According to the second or third aspect of the present invention, it is possible to prevent an overcurrent exceeding the absolute rating from flowing in the disturbance light detection element, and prevent the element from being destroyed.

Since the current flowing through the light receiving element differs depending on the incident direction of the ambient light, the ambient light detecting element has at least 1 on each of the two sides facing the light emitting element group as in the invention of claim 4. By arranging the light sources one by one, it is possible to detect the ambient light under the same arrangement condition of the ambient light detection elements for all the light receiving elements, and it is possible to improve the detection accuracy.

[Brief description of drawings]

FIG. 1 is a plan view showing an optical touch switch according to an embodiment of the present invention.

FIG. 2 is a perspective view showing a part of the optical touch switch according to the embodiment of the present invention.

FIG. 3 is a circuit diagram showing a part of an optical touch switch according to an embodiment of the present invention.

FIG. 4 is a timing chart showing a potential state of each part of the optical touch switch according to the embodiment of the present invention.

FIG. 5 is a plan view showing a conventional optical touch switch.

FIG. 6 is a perspective view showing a conventional optical touch switch.

FIG. 7 is a circuit diagram showing a part of a conventional optical touch switch.

FIG. 8 is a timing chart showing a potential state of each part of the conventional optical touch switch.

FIG. 9 is a schematic diagram showing an operation of a conventional optical touch switch.

[Explanation of symbols]

 1 Operation Panel 2 Coordinate Input Surface 3 Touch Detection Light-Emitting Element 4 Touch Detection Light-Emitting Element 6 Control Unit 7 Comparison Circuit 8 Light-Reception Signal Processing Circuit 11 Ambient Light Detection Light-Reception Element 14 Second Comparison Circuit Q0 Switch Element

Claims (4)

[Claims] 1. A light emitting element group is arranged on two adjacent sides of the four vertical and horizontal sides of a coordinate input surface, and a light receiving element group is arranged on two sides facing the light emitting element group.

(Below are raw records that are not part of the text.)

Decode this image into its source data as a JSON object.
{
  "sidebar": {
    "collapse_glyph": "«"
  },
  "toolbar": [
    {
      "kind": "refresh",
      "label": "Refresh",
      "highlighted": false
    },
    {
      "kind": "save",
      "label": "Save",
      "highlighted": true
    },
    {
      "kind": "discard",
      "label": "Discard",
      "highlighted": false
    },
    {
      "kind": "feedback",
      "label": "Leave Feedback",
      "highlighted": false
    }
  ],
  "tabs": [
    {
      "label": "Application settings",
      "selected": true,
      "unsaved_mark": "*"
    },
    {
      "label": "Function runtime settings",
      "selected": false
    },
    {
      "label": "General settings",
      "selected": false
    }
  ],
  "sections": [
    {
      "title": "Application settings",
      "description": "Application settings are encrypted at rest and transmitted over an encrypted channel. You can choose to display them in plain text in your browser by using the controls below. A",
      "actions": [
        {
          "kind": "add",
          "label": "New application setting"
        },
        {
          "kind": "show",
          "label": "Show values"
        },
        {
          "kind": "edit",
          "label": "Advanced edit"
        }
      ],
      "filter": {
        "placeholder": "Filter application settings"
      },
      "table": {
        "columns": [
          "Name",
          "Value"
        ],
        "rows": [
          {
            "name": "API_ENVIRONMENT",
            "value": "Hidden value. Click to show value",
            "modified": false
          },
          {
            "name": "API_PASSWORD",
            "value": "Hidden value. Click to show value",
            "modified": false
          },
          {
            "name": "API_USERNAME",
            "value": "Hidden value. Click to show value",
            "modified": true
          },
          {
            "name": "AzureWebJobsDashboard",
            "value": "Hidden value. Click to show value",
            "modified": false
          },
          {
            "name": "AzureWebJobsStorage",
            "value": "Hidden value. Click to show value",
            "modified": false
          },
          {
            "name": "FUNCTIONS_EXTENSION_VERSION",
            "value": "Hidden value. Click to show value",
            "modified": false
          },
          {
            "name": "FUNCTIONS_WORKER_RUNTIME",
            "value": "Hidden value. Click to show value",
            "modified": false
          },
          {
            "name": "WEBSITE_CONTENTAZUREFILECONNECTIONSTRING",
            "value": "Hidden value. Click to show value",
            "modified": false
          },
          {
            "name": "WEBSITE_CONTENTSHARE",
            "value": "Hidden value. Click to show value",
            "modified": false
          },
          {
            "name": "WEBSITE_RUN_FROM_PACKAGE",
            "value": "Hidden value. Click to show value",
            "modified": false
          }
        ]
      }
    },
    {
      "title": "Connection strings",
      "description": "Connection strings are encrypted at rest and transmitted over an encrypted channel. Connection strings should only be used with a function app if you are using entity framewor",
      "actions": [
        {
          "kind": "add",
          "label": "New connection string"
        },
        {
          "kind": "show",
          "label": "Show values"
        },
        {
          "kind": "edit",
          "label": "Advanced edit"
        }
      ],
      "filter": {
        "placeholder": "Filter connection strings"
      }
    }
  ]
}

An optical touch switch that detects an input coordinate based on an output of a light receiving element in which a light passage on the coordinate input surface is blocked, a disturbance for detecting ambient light, which is arranged in the vicinity of the light receiving element group. A light detecting element, a comparing means for comparing and judging whether or not the intensity of the ambient light detected by the ambient light detecting element is equal to or more than a predetermined reference value, and the ambient light detection based on a signal from the comparing means. An optical touch switch, comprising: current supply stopping means for stopping the current supply to the light receiving elements of the light receiving element group when the intensity of the ambient light detected by the element is equal to or greater than a predetermined reference value. . 2. The optical touch switch according to claim 1, wherein the ambient light detection element has a light receiving sensitivity set lower than that of the light receiving elements of the light receiving element group. switch. 3. The optical touch switch according to claim 1, wherein an absolute rated current of the ambient light detecting element is set to be larger than that of the light receiving elements of the light receiving element group. Touch switch. 4. The optical touch switch according to claim 1, wherein at least one disturbance light detecting element is arranged on each of two sides facing the light emitting element group. Optical touch switch.